When I first started writing this blog, I was helping with Friday night services once every six weeks or so. But these days we have an abundance of rabbinic students whose job is to learn how to lead (vs. me, a plain old volunteer), and since 2006 I've been called two or three times a year. Since I loved it so much, and am a festering cauldron of insecurity, I became paranoid and wondered if I screwed up or fell out of favor. I drove a number of my friends, and myself, crazy--and also knew, deep down, that I had no reason for doubt. I am good at this; not perfect, because I'm human, but also not too shabby.
I'm all better now (I think). I've come to understand the need to remain calm and balanced in life, a priority for quite some time--but intellectual knowing is different from emotional awareness. With balance comes the skill of worrying about only what deserves the effort. Turning a gift like the chance to lead services or chant Torah into an indulgence of angst is a sin, a waste of goodness, and steals energy from other important things.

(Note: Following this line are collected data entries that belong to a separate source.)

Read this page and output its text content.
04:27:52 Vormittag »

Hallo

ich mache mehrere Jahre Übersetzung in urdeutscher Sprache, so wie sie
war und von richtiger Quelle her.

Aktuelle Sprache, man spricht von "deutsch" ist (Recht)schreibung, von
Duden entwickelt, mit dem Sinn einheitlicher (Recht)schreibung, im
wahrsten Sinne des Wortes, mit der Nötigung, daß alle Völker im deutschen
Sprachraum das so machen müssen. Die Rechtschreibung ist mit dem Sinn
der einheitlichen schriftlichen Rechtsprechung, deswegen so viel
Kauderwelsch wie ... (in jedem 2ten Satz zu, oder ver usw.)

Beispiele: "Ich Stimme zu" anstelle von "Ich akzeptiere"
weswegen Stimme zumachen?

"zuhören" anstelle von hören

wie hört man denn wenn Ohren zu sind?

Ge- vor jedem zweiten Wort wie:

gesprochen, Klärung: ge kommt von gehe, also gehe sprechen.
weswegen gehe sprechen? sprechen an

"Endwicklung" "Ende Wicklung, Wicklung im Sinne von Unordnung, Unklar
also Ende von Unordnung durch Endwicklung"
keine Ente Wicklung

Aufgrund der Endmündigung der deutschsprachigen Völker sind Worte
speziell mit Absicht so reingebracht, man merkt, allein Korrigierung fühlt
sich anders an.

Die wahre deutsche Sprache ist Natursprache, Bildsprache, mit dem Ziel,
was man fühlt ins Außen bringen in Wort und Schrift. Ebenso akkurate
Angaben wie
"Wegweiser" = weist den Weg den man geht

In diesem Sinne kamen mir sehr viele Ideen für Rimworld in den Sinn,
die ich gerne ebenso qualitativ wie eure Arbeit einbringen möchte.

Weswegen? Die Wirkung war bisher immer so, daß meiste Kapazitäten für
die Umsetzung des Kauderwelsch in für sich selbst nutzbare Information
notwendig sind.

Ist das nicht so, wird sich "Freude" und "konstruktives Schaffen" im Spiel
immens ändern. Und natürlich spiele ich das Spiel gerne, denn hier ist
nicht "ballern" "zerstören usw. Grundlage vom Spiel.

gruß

So chalk up yet another life-changing lesson learned from the act of standing in front of people and singing. (What kind of human would I be if I never found my synagogue? I can scarcely imagine.) I tried to put this awareness into play on Friday, when I helped lead (for the 21st time--legal now, I guess) with the rabbi whose energy feels like a gust of wind. But I no longer fear being knocked over; now I can breathe it in and use it to become stronger.